Jay Greeson: Summer football bad news

photo Georgia running back Isaiah Crowell (1) jumps over a tackle by the Florida defense during an NCAA college football game, Saturday, Oct. 29, 2011 in Jacksonville, Fla.

Isaiah Crowell's much-ballyhooed college football career started unofficially when he held aloft a bulldog puppy to signify his decision to play for the University of Georgia.

His career with the Bulldogs officially ended Friday after he was dismissed from the team following his arrest for a variety of things, including a pair of felony gun possession charges.

Surprising? Not overly, for a few reasons.

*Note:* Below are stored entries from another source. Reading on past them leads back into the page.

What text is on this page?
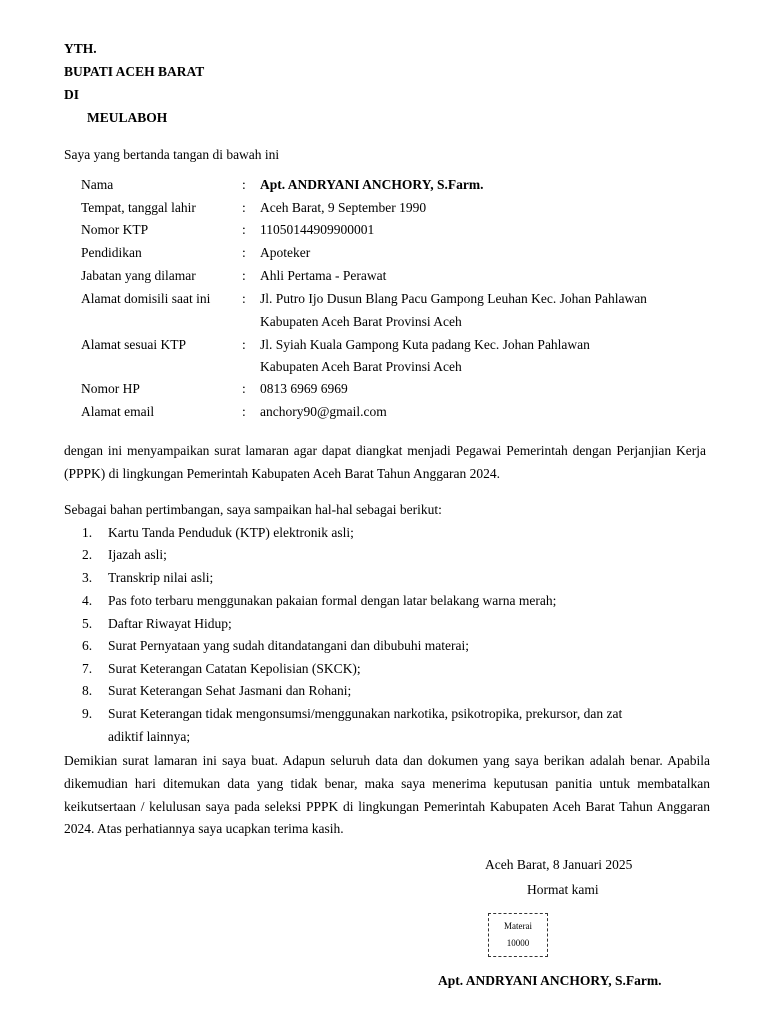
YTH.
BUPATI ACEH BARAT
DI
MEULABOH
Saya yang bertanda tangan di bawah ini
Nama	: Apt. ANDRYANI ANCHORY, S.Farm.
Tempat, tanggal lahir	: Aceh Barat, 9 September 1990
Nomor KTP	: 11050144909900001
Pendidikan	: Apoteker
Jabatan yang dilamar	: Ahli Pertama - Perawat
Alamat domisili saat ini : Jl. Putro Ijo Dusun Blang Pacu Gampong Leuhan Kec. Johan Pahlawan
Kabupaten Aceh Barat Provinsi Aceh
Alamat sesuai KTP	: Jl. Syiah Kuala Gampong Kuta padang Kec. Johan Pahlawan
Kabupaten Aceh Barat Provinsi Aceh
Nomor HP	: 0813 6969 6969
Alamat email	: anchory90@gmail.com
dengan ini menyampaikan surat lamaran agar dapat diangkat menjadi Pegawai Pemerintah dengan Perjanjian Kerja (PPPK) di lingkungan Pemerintah Kabupaten Aceh Barat Tahun Anggaran 2024.
Sebagai bahan pertimbangan, saya sampaikan hal-hal sebagai berikut:
1. Kartu Tanda Penduduk (KTP) elektronik asli;
2. Ijazah asli;
3. Transkrip nilai asli;
4. Pas foto terbaru menggunakan pakaian formal dengan latar belakang warna merah;
5. Daftar Riwayat Hidup;
6. Surat Pernyataan yang sudah ditandatangani dan dibubuhi materai;
7. Surat Keterangan Catatan Kepolisian (SKCK);
8. Surat Keterangan Sehat Jasmani dan Rohani;
9. Surat Keterangan tidak mengonsumsi/menggunakan narkotika, psikotropika, prekursor, dan zat
adiktif lainnya;
Demikian surat lamaran ini saya buat. Adapun seluruh data dan dokumen yang saya berikan adalah benar. Apabila dikemudian hari ditemukan data yang tidak benar, maka saya menerima keputusan panitia untuk membatalkan keikutsertaan / kelulusan saya pada seleksi PPPK di lingkungan Pemerintah Kabupaten Aceh Barat Tahun Anggaran 2024. Atas perhatiannya saya ucapkan terima kasih.
Aceh Barat, 8 Januari 2025
Hormat kami
Materai
10000
Apt. ANDRYANI ANCHORY, S.Farm.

Crowell has been in and out of trouble in his time in Athens, spending as much time in the doghouse as he did on the field.

The biggest tell-tale sign that this was bad news though is the timing.

More times than not, college football fans can not get enough of their teams. Plus, for 45 weeks of the year most SEC fans take it as a personal affront to see another league team in the paper.

Welcome to college football's dead zone. The anomaly that is the six weeks from Memorial Day to the middle of July where no news is good news and silence is golden.

As fundamental as the basics of the college football season -- blocking, tackling, establishing the run and stopping it -- the same applies to the summer. If your team gets a headline, it's very rarely a good thing.

Think about the summer college football stories. There are arrests, injuries and transfers. Beyond that it is a grab bag of surprises that rarely overcome the news of a star running back like Crowell getting dismissed from the team or a potential star like Texas A&M freshman quarterback Johnny Manziel getting arrested. And it is seldom good. (Although if there was any doubt that Texas A&M was ready for the SEC, the Aggies showed they have the capabilities to fit right in off the field at the very least.)

Crowell's serious run-in with the law is simply inexcusable, and coach Mark Richt rightly and quickly dismissed him. What does a big-time SEC football player need a gun for? To protect himself from the litany of folks that want to do stuff for him? And why anyone needs a gun with the serial number filed down certainly seems at best shady and at worst criminal.

So here we are, more than two full weeks before SEC media days discussing college football for all the wrong reasons.

But know this -- what goes around comes around. So if you are thinking about delivering some one-liners to your buddies that are Georgia fans, choose your words wisely.

Since just about anything we read over the next two-plus weeks will likely be bad news.